Reputation: 1
I am working on the classification of Imagenet DataSet on AlexNet architecture. I am working on distributed systems for data streams. I am using DeepLearning4j library. I have a problem with loading Imagenet data from a path on our HPC. So my current, normally loading data method is:
FileSplit fileSplit= new FileSplit(new File("/scratch/imagenet/ILSVRC2012/train"), NativeImageLoader.ALLOWED_FORMATS);
int imageHeightWidth = 224; //224x224 pixel input
int imageChannels = 3; //RGB
PathLabelGenerator labelMaker = new ParentPathLabelGenerator();
ImageRecordReader rr = new ImageRecordReader(imageHeightWidth, imageHeightWidth, imageChannels, labelMaker);
System.out.println("initialization");
rr.initialize(fileSplit);
System.out.println("iterator");
DataSetIterator iter = new RecordReaderDataSetIterator.Builder(rr, minibatch)
.classification(1, 1000)
.preProcessor(new ImagePreProcessingScaler()) //For normalization of image values 0-255 to 0-1
.build();
System.out.println("data list creator");
List<DataSet> dataList = new ArrayList<>();
while (iter.hasNext()){
dataList.add(iter.next());
}
And this is my try to load the dataset via spark. labels list contain all the labels of Imagenet Dataset but I didn't copy them all here:
JavaSparkContext sc = SparkContext.initSparkContext(useSparkLocal);
//load data just one time
System.out.println("load data");
List<String> labelsList = Arrays.asList("kit fox, Vulpes macrotis " , "English setter " , "Australian terrier ");
String folder= "/scratch/imagenet/ILSVRC2012/train/*";
File f = new File(folder);
String path = f.getPath();
path=folder+"/*";
JavaPairRDD<String, PortableDataStream> origData = sc.binaryFiles(path);
int imageHeightWidth = 224; //224x224 pixel input
int imageChannels = 3; //RGB
PathLabelGenerator labelMaker = new ParentPathLabelGenerator();
ImageRecordReader rr = new ImageRecordReader(imageHeightWidth, imageHeightWidth, imageChannels, labelMaker);
System.out.println("initialization");
rr.setLabels(labelsList);
RecordReaderFunction rrf = new org.datavec.spark.functions.RecordReaderFunction(rr);
JavaRDD<List<Writable>> rdd = origData.map(rrf);
JavaRDD<DataSet> data = rdd.map(new DataVecDataSetFunction(1, 1000, false));
List<DataSet> collected = data.collect();
By the way, in the train directory there is 1000 folders (n01440764, n01755581, n02012849, n02097658 ...) in which we find the images. I need this parallelization since the load of the data itself took around 26h and it's not efficient. So could you help me with correcting me my try method?
Upvotes: 0
Views: 105
Reputation: 3205
For spark I would recommend pre vectorizing all of the data and just loading the ndarrays themselves directly. We cover this approach in our examples: https://github.com/eclipse/deeplearning4j-examples/blob/master/dl4j-distributed-training-examples/
I would recommend this approach and just loading the pre created datasets using a map call after that where ideally you setup the batches relative to your number of workers available. Datasets have a save(..) load(..) you can use.

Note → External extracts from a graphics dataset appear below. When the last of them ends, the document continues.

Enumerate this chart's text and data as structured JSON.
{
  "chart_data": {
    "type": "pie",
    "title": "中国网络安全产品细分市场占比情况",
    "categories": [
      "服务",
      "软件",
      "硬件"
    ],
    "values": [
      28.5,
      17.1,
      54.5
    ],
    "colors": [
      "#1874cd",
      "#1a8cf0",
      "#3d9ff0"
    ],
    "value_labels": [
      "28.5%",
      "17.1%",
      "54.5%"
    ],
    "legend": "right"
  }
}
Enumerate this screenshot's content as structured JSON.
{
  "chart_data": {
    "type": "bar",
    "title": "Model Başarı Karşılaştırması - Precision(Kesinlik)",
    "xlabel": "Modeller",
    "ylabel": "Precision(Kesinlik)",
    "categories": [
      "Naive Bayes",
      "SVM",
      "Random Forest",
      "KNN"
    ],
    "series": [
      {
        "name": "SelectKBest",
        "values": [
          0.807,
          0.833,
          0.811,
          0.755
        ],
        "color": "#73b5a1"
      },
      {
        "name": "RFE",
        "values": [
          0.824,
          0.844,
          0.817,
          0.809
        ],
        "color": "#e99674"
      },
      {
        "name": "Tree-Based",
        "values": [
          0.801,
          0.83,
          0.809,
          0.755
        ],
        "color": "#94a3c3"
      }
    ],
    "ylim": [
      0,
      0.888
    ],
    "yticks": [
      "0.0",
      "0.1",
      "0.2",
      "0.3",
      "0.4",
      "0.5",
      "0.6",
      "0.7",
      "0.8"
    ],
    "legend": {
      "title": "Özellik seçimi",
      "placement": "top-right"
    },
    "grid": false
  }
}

In order to implement this consider using: SparkDataUtils.createFileBatchesSpark(JavaRDD filePaths, final String rootOutputDir, final int batchSize, @NonNull final org.apache.hadoop.conf.Configuration hadoopConfig)
This takes in filepaths, an output directory on HDFS, a pre configured batch size and a hadoop configuration for accessing your cluster.
Here is a snippet from the relevant java doc to get you started on some of the concepts:
{@code
* JavaSparkContext sc = ...
* SparkDl4jMultiLayer net = ...
* String baseFileBatchDir = ...
* JavaRDD<String> paths = org.deeplearning4j.spark.util.SparkUtils.listPaths(sc, baseFileBatchDir);
*
* //Image record reader:
* PathLabelGenerator labelMaker = new ParentPathLabelGenerator();
* ImageRecordReader rr = new ImageRecordReader(32, 32, 1, labelMaker);
* rr.setLabels(<labels here>);
*
* //Create DataSetLoader:
* int batchSize = 32;
* int numClasses = 1000;
* DataSetLoader loader = RecordReaderFileBatchLoader(rr, batchSize, 1, numClasses);
*
* //Fit the network
* net.fitPaths(paths, loader);
Upvotes: 0